We are not persuaded that whether the parties’ agreement is formally incorporated into the judgment should be dispositive. In the present case, the parties announced their agreement in open court, explaining to the trial court that the dismissal without prejudice and waiver of the statute of limitations was intended to preserve the unresolved defamation counts until plaintiff’s appeal on the breach of fiduciary duty issues was resolved; the trial court accepted the agreement, entering the voluntary dismissals in its minute order. That the agreed dismissal of the defamation claims without prejudice was only put on the record in open court and entered as a minute order, but not recited in the judgment itself, does not appear significant. The parties here agreed, expressly and on the record, that they would seek an appellate ruling on a portion of the action between them while holding the remainder, their defamation claims, in abeyance during the pendency of the appeal. This agreement ensured that the defamation claims, although formally dismissed, could be resurrected after the appeal, notwithstanding any statute of limitations bar. To permit this kind of manipulation of appellate jurisdiction — in effect, allowing the parties and trial court to designate a substantively interlocutory judgment as final and appealable — would be inconsistent with the one final judgment rule.
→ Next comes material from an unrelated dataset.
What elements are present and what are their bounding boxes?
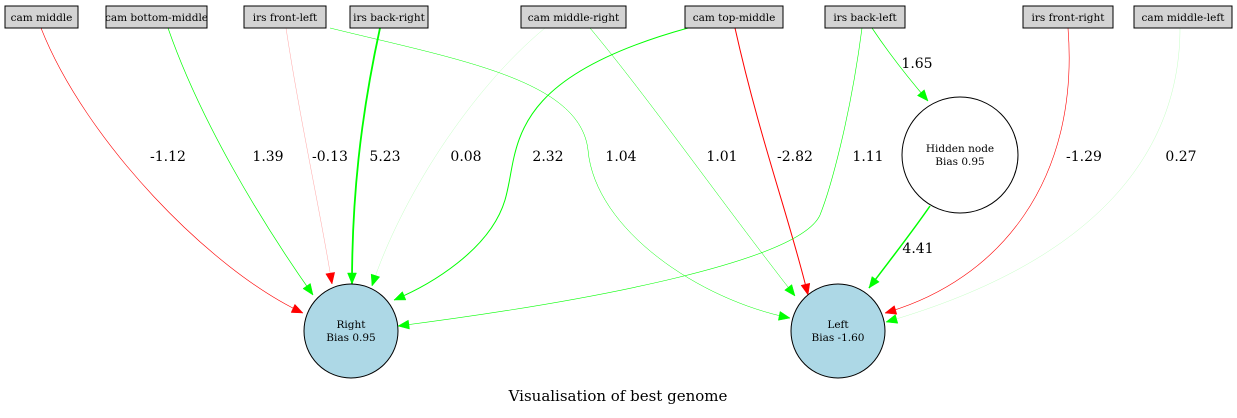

In an amicus curiae brief, the California Academy of Appellate Lawyers catalogues numerous policy goals this court should consider in deciding appealability, including that a rule of finality should “allow parties as much autonomy and choice as possible” and should promote efficiency at the trial level as well as the appellate level, and more specifically that parties “should not be forced needlessly to try claims simply to obtain an appealable judgment.” Some but not all of the Academy’s members support a rule, similar to the Court of Appeal’s below, to the effect that a dismissal without prejudice is a final disposition for appealability purposes even if accompanied by an agreement facilitating the claim’s revival.
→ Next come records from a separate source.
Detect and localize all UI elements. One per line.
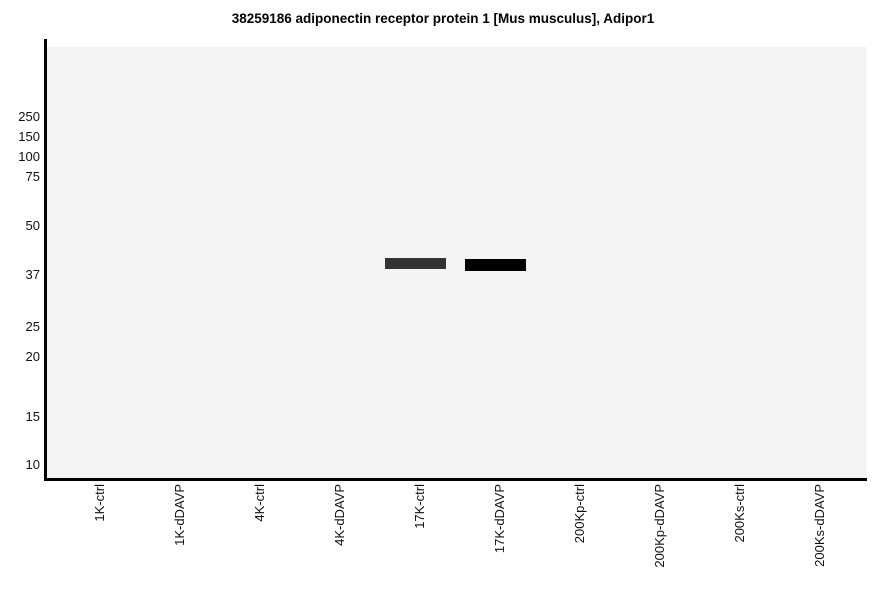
lane-label-1K-ctrl: 1K-ctrl	[91, 484, 107, 522]
lane-label-4K-ctrl: 4K-ctrl	[251, 484, 267, 522]
chart-title: 38259186 adiponectin receptor protein 1 …	[231, 11, 655, 26]
band-17K-ctrl	[385, 258, 446, 269]
y-tick-label-50: 50	[25, 218, 40, 233]
lane-label-17K-ctrl: 17K-ctrl	[411, 484, 427, 529]
band-17K-dDAVP	[465, 259, 526, 271]
lane-label-200Kp-ctrl: 200Kp-ctrl	[571, 484, 587, 544]
y-tick-label-100: 100	[18, 149, 40, 164]
y-tick-label-15: 15	[25, 409, 40, 424]
lane-label-200Kp-dDAVP: 200Kp-dDAVP	[651, 484, 667, 568]
lane-label-17K-dDAVP: 17K-dDAVP	[491, 484, 507, 554]
y-tick-label-75: 75	[25, 169, 40, 184]
y-tick-label-37: 37	[25, 267, 40, 282]
x-axis-line	[44, 478, 867, 481]
lane-label-4K-dDAVP: 4K-dDAVP	[331, 484, 347, 546]
y-tick-label-250: 250	[18, 109, 40, 124]
y-tick-label-150: 150	[18, 129, 40, 144]
y-tick-label-25: 25	[25, 319, 40, 334]
y-tick-label-10: 10	[25, 457, 40, 472]
lane-label-1K-dDAVP: 1K-dDAVP	[171, 484, 187, 546]
lane-label-200Ks-dDAVP: 200Ks-dDAVP	[811, 484, 827, 567]
lane-label-200Ks-ctrl: 200Ks-ctrl	[731, 484, 747, 543]
y-axis-line	[44, 39, 47, 481]
plot-area	[47, 47, 867, 478]
y-tick-label-20: 20	[25, 349, 40, 364]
We are not free, however, to adopt whatever rule we find best balances the interests of party autonomy or trial and appellate efficiency. Unlike jurisdictions that provide for trial courts’ selective entry of final judgments on fewer than all claims for relief (see, e.g., Fed. Rules Civ.Proc., rule 54(b), 28 U.S.C.) or for interlocutory appeals in the discretion of the reviewing court (see, e.g., 28 U.S.C. § 1292(b)), California law provides no case-by-case efficiency exception to the one final judgment rule for appeal ability. Where unusual circumstances justify it, review of interlocutory judgments may be obtained by petition for writ of mandate, but not by appeal. (§ 904.1, subd. (a); Morehart, supra, 7 Cal.4th at pp. 743-744.) The question is thus not what rule will best serve litigants and trial courts, but what rule is most consistent with the policy against piecemeal appeals codified in section 904.1 and vindicated in Morehart. In the present circumstances, we believe the Don Jose’s rule, which prevents parties from agreeing to split an action’s disposition into two or more appealable judgments, is the approach most consistent with our statute and precedent. The one final judgment rule does not permit parties “to separate [their] causes of action into two compartments for separate appellate treatment at different points in time.” (Jackson, supra, 54 Cal.App.4that p. 245.)

Because the parties’ defamation claims were dismissed without prejudice and were effectively preserved for later litigation by an agreement waiving applicable statutes of limitations, the judgment adjudicating other causes of action was not final or appealable. The Court of Appeal was required to dismiss, rather than decide, plaintiff’s appeal from that judgment.


The judgment of the Court of Appeal is reversed and the matter is remanded to that court with directions to dismiss the appeal.